Kailash Kafle said that we should combine ethnicity with nationality. He also questioned on the very objective of 19 days movement of April, 2006 as it has failed to work as per its original spirit. Kalfe argued that we should have 14 federal states as recommended by the State Restructuring Committee. He, however, said no to political prior-use rights and right to self-determination.

Kishore Tamrakar, Teacher, said that we should not look-back. The sentiments brought about by different societal groups have to be respected. We should have either 14 or 10 federal states. While naming the federal states, we should respect the local values. He also said not to political prior-use rights.

Ratna Thapa, Women's Activist, said that we should go for federal states but multiple identity should be respected. We should adopt integrative approach while crafting federal states.

Kedar Katuwal raised few points as follows:

  • What type of constitutions should Nepal need to have ?
  • Why nationalism becomes weak in Loktantra ?
  • What are the defects of the 1990 Constitution?
  • Why Mallik Commission was not implemented?
  • What is impact of armed insurgency on politics and economy?
  • What would happened under current state of affairs (while there is no constitution) ?
  • And why Interim Constitution failed to project about the current political deadlock? Was there any hidden motives

Ambar B. Khadka, Teacher, suggested that why don't you provide such trainings to political leaders as they are the part of the problem not citizens like us. He also said that everyone should respect rule of law.

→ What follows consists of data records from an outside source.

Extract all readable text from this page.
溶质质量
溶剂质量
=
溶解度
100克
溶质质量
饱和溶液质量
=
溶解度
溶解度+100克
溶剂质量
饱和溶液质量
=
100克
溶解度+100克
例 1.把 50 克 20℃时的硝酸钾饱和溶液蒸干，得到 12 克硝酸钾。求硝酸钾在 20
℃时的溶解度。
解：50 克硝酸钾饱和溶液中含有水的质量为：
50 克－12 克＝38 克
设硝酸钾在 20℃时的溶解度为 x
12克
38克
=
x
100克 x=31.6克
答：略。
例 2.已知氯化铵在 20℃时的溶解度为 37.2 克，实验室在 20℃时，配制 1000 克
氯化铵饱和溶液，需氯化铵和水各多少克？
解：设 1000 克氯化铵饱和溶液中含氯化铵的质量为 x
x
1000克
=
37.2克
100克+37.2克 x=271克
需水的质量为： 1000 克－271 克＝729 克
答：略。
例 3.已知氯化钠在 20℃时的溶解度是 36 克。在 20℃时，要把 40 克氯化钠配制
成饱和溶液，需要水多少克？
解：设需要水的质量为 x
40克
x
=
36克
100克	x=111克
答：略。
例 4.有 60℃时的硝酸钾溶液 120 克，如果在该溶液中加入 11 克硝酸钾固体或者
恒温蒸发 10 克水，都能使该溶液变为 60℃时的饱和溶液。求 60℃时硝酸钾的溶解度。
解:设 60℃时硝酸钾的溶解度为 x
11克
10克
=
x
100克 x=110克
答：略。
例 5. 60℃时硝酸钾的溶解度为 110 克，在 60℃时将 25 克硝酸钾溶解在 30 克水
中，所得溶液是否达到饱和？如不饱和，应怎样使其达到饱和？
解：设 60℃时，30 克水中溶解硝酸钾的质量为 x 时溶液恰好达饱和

Dandi Raj, UCPN (Maoist) said that we should not have more than four federal states but within those four states we should have 15 sub-states. Federal states should be named after the symbols of national importance.

Mahendra P. Rauniyar warned that we should ensure that Nepali state should not be put in danger in the name of federalism.

Kumar Khadka, Teacher, said that while naming federal states, we should respect our symbols of national importance.

Tek Bahadur Pokhrel said that if we really wanted to work for Nepali people then we should think about nationalism not about political parties. The movement were carried out for peace and prosperity of all Nepali not for political parties and political agendas such as federalism that challenges the very existence of Nepali state.

Jeet Bahadur Karki said that we do not have statesman, we have political leaders who just work for their own interests.

Kumar Singh Karki, Teacher, said that we have to translate decentralization into action and people at large should be engaged/consulted in the policy making process. We need to generated jobs within our country rather than being too much dependent on remittance.

Sita Rai expressed her dissatisfaction that all these 'tantras' (Prajatantra, Loktantra). They are merely serving the interest of few elites/leaders


Freedom within the framework of rule of law can contribute toward political stability, enhance constitutional behavior and promote democratic political culture. To achieve these objectives, the broader focus should lay on education, that too, civic education. The programme in Beltar went very well. Participants got to know about important issues such as state, state building, inclusive democracy, federalism, forms of government, electoral process and many more. The conclusion of this seminar is that transformation requires at the multiple levels and a sustainable transformation can take place when it is backed up by proper mechanism.